It has already been shown that histological alterations in the heart are common in cases of cytopenic CME. Mononuclear infiltrate, edema and necrosis are particularly common [12, 27, 28]. Histologic changes in the heart have been shown to be common in cases of cytopenic CME, with mononuclear infiltrates, edema and necrosis being particularly common. This study did not conduct histopathological analyzes in the animals that died, but we believe that myocarditis is a factor that may have contributed to the predominance of sympathetic activity observed in the holter examination, leading to an imbalance of the ANS activity. However, future studies are required analyzing the possible histopathological changes that may occur during the chronic phase of Ehrlichiosis, as well as correlating them with alterations in other complementary exams.

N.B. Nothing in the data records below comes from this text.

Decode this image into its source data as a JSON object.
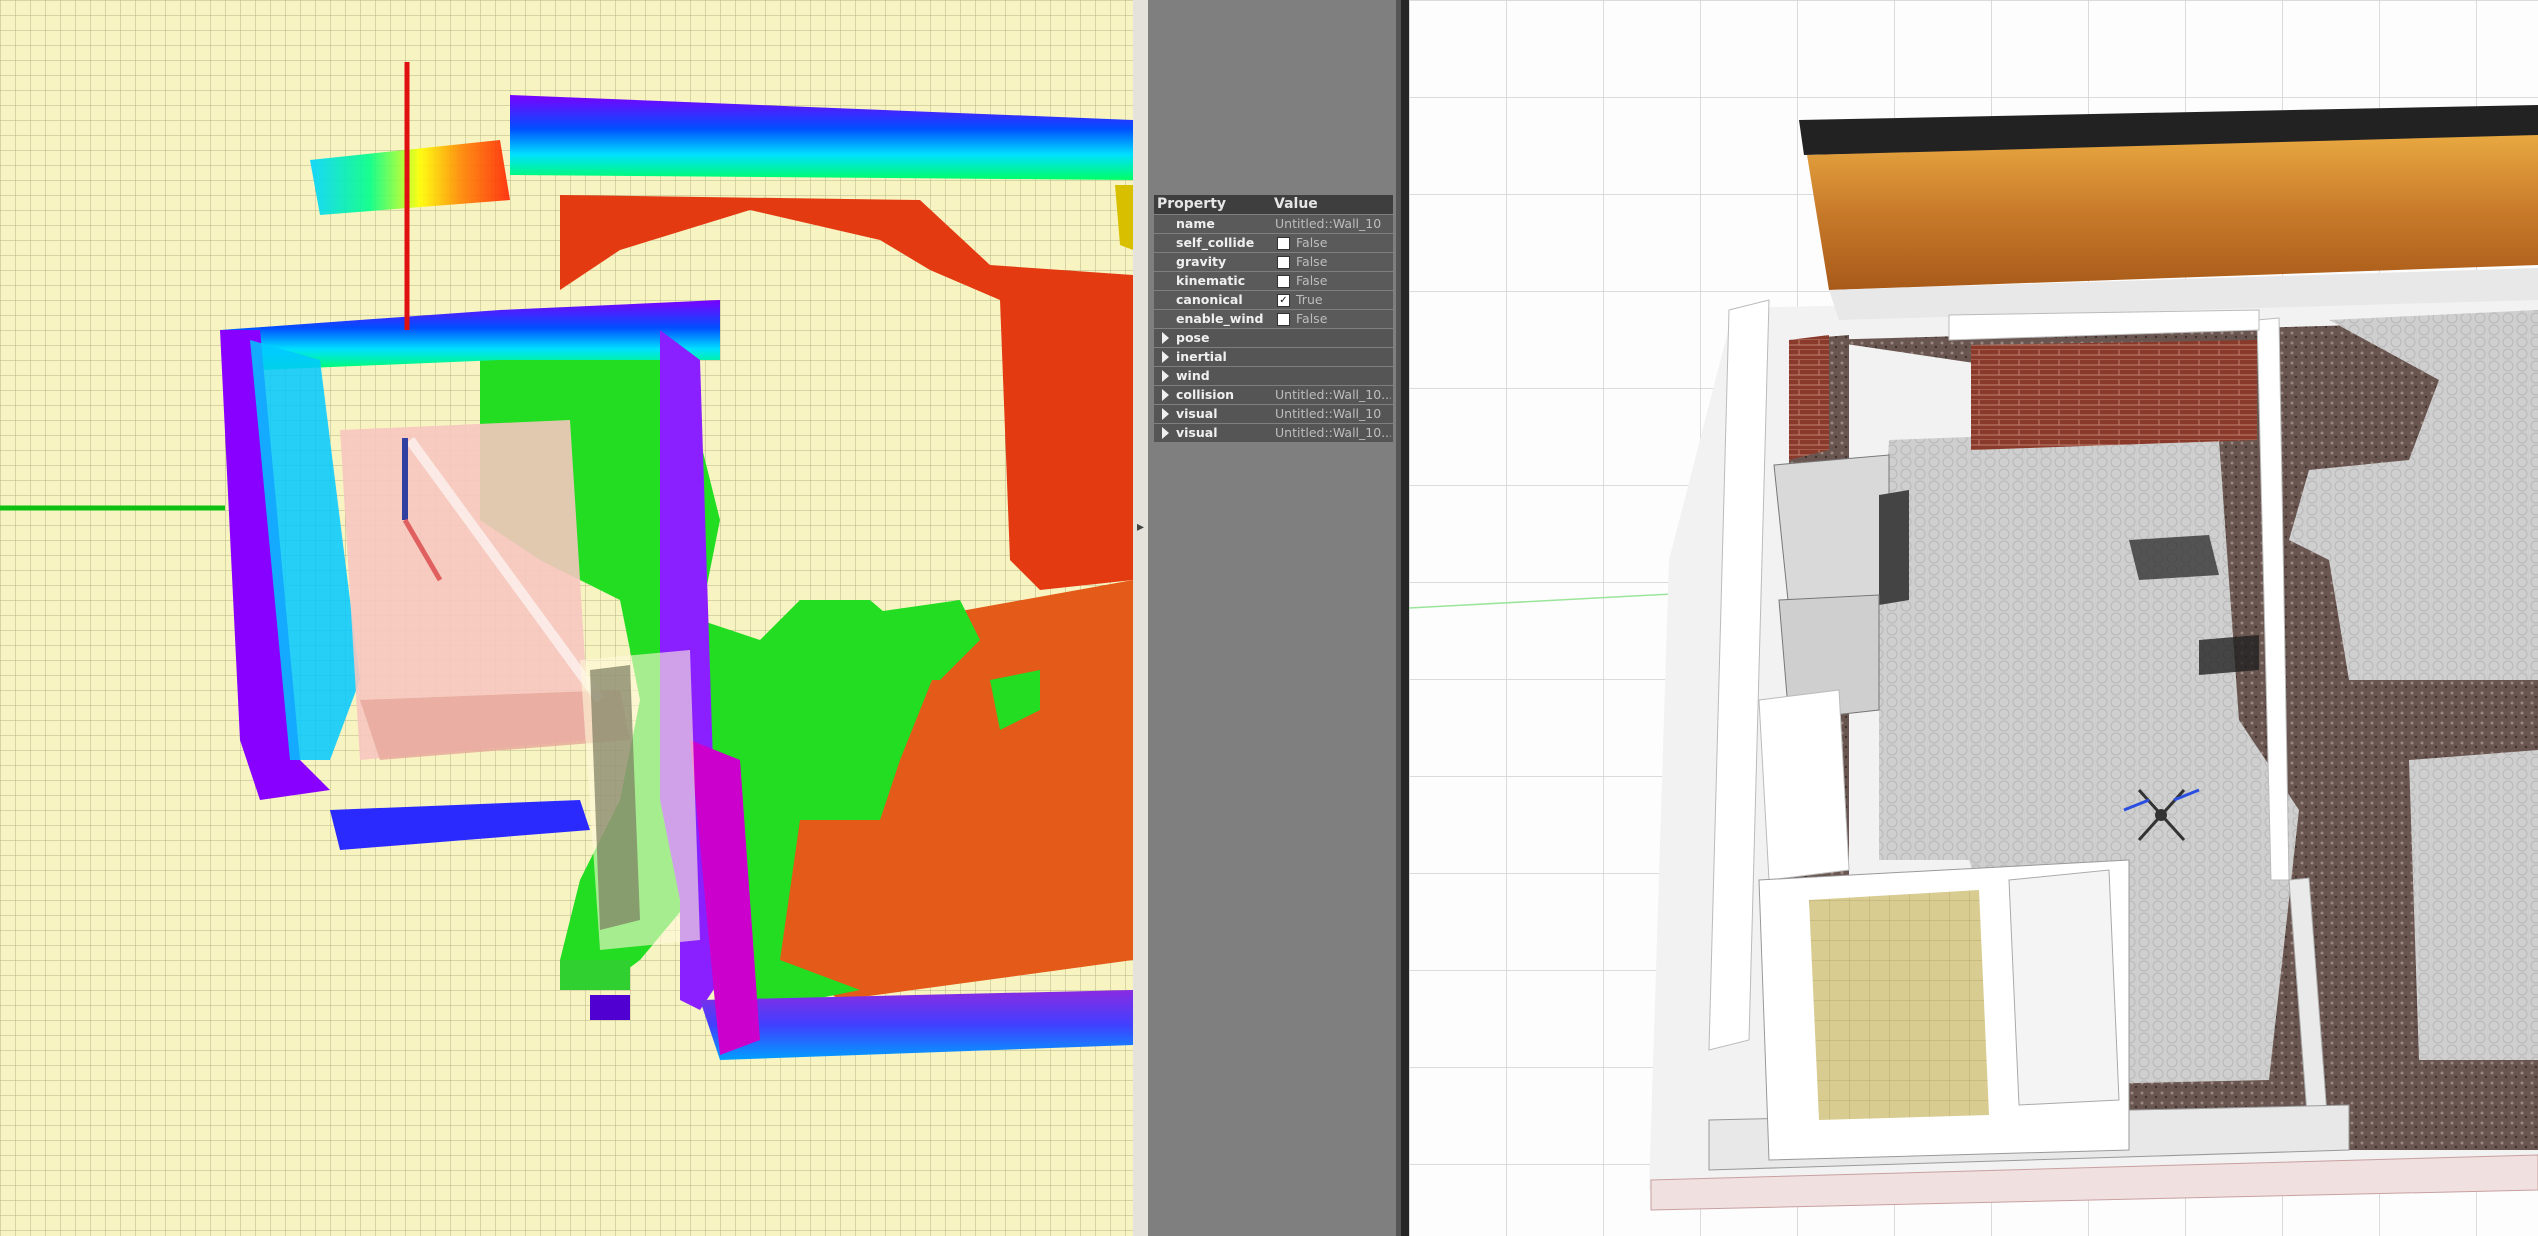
{
  "property_panel": {
    "header": {
      "property": "Property",
      "value": "Value"
    },
    "fields": [
      {
        "key": "name",
        "value": "Untitled::Wall_10"
      },
      {
        "key": "self_collide",
        "value": "False",
        "checked": false
      },
      {
        "key": "gravity",
        "value": "False",
        "checked": false
      },
      {
        "key": "kinematic",
        "value": "False",
        "checked": false
      },
      {
        "key": "canonical",
        "value": "True",
        "checked": true
      },
      {
        "key": "enable_wind",
        "value": "False",
        "checked": false
      }
    ],
    "groups": [
      {
        "key": "pose",
        "value": ""
      },
      {
        "key": "inertial",
        "value": ""
      },
      {
        "key": "wind",
        "value": ""
      },
      {
        "key": "collision",
        "value": "Untitled::Wall_10..."
      },
      {
        "key": "visual",
        "value": "Untitled::Wall_10"
      },
      {
        "key": "visual",
        "value": "Untitled::Wall_10..."
      }
    ],
    "check_mark": "✓"
  },
  "views": {
    "left": {
      "icon": "occupancy-map-3d"
    },
    "right": {
      "icon": "simulation-3d-scene"
    }
  },
  "colors": {
    "grid_background": "#f8f4c2",
    "panel_background": "#7f7f7f",
    "row_background": "#5a5a5a",
    "header_background": "#3e3e3e"
  }
}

The occurrence of supraventricular tachycardia and the high number of ectopic events are not enough to cause increases in the concentrations of cardiac troponin I, and the dog with sustained ventricular tachycardia presented a significant increase. These findings suggest that severe tachyarrhythmias are harmful to the heart due to structural damage.
The rate of increased CKMB concentrations was higher than the one observed for cTnI. This can be attributed to the lower specificity of CKMB in relation to troponin I for myocardial detection since it can also be released as a result of muscle and renal injuries [45,46]. It should also be noted that the effect of minor increases in serum cTnI may be explained by the fact that transient or mild damage by cardiomyocytes may not generate a large and persistent release of cTnI. However, extensive damage may cause peak concentrations 2–4 hours after injury and cTnI concentrations may remain elevated within 24 hours of the event. Moreover, in mice, for example, a small compartment volume (due to its reduced size when compared to other mammals) contributes to a faster cTnI clearance in the serum, which indicates that sampling times to detect changes in Serum cTnI levels should be selected after considering species-specific variations in clearance rates [42–44].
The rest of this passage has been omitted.